Mind-Muscle mental imagination connections for Overhead Press, Barbell Rows, Dips, Squats, Pull-Ups, and Dead Lifts (@SoberFitness).

Overhead Press
Drive your head under the bar as you lift upward (AA note: don't compress your neck).

Barbell Rows
Pretending you are breaking the barbell on your abdomen as you lift to the upward peak.

Dips
Span (?) body weight for a long time before adding weight.

Squats
Decide ahead of time if you want to squat parallel or deep "ass to grass."

Pull-Ups
Span with light weight and focus on mind-body connection with your lats.  If you kick your legs out, kick them out forward for lat stretch.

Deadlifts and RDLs (Romanian Deadlifts)
Pretend you are pushing the world away from you with your feet.


The main difference between Deadlifts and Romanian Deadlifts is the starting point of resistance, and muscle focus technique ...

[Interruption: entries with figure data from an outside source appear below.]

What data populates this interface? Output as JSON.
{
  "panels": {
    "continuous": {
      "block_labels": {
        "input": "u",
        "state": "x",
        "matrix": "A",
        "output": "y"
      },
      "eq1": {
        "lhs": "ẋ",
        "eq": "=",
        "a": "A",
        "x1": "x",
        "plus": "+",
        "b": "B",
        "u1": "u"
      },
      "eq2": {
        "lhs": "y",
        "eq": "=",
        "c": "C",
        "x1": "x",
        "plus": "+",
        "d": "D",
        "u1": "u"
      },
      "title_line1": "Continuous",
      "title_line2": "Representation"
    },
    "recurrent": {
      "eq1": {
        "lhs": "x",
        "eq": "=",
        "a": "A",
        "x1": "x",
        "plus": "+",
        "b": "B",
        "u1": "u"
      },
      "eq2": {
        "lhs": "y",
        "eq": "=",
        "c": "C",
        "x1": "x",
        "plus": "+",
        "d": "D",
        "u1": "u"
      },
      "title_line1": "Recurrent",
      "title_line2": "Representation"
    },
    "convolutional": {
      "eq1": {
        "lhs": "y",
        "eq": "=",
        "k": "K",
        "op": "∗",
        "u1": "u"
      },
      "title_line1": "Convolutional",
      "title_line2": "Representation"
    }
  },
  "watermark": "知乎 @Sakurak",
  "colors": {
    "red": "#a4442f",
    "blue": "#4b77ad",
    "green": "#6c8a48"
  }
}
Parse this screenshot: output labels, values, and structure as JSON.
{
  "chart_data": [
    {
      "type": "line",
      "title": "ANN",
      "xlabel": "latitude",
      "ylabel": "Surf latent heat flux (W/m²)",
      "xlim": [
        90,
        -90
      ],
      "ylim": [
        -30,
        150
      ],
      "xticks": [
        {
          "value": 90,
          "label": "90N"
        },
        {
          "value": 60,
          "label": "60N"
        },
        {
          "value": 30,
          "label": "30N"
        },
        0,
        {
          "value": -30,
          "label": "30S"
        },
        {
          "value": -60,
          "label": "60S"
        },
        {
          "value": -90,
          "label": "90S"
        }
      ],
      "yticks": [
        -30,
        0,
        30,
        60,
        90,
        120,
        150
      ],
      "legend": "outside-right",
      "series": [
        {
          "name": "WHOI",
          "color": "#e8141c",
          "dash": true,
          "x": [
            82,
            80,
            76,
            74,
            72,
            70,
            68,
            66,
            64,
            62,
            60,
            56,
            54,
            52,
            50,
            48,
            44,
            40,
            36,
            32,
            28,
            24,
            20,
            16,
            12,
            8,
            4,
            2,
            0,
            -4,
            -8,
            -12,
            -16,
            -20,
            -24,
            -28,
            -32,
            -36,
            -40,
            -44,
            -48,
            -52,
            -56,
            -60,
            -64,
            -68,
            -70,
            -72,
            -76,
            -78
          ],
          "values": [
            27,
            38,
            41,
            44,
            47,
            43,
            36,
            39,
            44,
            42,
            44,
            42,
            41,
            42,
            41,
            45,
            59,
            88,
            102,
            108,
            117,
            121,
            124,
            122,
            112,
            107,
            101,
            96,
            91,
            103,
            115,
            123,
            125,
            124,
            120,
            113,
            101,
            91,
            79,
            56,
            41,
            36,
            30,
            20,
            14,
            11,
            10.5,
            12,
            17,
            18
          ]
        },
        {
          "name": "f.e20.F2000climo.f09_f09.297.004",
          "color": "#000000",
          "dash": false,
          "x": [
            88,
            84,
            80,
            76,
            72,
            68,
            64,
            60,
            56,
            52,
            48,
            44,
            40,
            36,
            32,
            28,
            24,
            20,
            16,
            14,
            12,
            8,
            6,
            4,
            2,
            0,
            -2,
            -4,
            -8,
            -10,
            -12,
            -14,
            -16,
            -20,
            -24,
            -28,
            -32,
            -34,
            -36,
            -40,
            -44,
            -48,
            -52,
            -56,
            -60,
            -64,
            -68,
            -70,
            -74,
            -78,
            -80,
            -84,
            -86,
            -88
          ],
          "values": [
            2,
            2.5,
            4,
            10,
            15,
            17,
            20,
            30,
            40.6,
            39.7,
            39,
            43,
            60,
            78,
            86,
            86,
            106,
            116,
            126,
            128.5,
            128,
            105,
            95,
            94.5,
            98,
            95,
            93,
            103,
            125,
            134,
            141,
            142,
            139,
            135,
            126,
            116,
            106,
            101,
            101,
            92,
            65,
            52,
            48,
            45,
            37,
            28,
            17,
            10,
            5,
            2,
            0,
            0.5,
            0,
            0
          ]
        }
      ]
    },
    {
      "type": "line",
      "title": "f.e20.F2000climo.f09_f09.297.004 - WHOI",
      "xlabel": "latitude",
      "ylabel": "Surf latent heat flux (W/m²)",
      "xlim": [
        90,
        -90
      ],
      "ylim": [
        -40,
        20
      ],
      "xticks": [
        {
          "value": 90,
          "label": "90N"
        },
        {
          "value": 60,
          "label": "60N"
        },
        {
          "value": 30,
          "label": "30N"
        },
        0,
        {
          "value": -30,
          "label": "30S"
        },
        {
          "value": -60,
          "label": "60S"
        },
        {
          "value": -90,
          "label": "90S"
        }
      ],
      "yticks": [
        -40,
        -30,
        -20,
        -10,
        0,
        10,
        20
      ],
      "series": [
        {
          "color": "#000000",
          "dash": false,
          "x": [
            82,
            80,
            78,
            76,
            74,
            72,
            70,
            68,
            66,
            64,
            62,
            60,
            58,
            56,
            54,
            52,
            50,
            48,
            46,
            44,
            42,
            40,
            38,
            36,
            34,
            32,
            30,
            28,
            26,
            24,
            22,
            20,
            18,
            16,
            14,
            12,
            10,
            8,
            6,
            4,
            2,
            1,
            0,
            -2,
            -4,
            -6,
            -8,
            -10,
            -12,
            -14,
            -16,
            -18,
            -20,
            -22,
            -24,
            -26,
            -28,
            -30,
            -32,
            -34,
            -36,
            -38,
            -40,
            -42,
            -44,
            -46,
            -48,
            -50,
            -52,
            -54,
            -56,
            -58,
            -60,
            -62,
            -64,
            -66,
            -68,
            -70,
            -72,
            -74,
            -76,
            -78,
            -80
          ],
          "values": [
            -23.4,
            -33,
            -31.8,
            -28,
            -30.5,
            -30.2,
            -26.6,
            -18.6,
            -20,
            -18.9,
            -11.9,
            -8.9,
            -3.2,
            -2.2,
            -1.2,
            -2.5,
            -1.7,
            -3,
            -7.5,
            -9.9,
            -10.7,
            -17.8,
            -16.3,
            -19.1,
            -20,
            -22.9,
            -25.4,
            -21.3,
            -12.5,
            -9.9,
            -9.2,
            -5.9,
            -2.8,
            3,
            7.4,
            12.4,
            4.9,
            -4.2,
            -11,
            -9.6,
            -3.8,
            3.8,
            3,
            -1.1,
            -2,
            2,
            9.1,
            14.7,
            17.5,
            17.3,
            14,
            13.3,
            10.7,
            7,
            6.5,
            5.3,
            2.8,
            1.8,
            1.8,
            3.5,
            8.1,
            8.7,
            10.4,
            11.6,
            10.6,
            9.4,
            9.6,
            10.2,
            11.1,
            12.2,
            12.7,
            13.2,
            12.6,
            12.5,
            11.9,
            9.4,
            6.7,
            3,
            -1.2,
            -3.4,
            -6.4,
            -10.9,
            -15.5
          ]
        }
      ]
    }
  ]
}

The conventional deadlift starts from the floor, using more quads and mid-back for full-body strength. Conventional deadlifts focus on the powerful lift (concentric action) from the ground, allowing for heavier loads. 

The Romanian Deadlift (RDL) starts standing with slight (minimal) knee flexion, focusing on a strict hip axix (hinge) targets the hamstrings and glutes for hypertrophy and posterior chain development.  RDLs emphasize the controlled lowering (eccentric action) while keeping tension on hamstrings.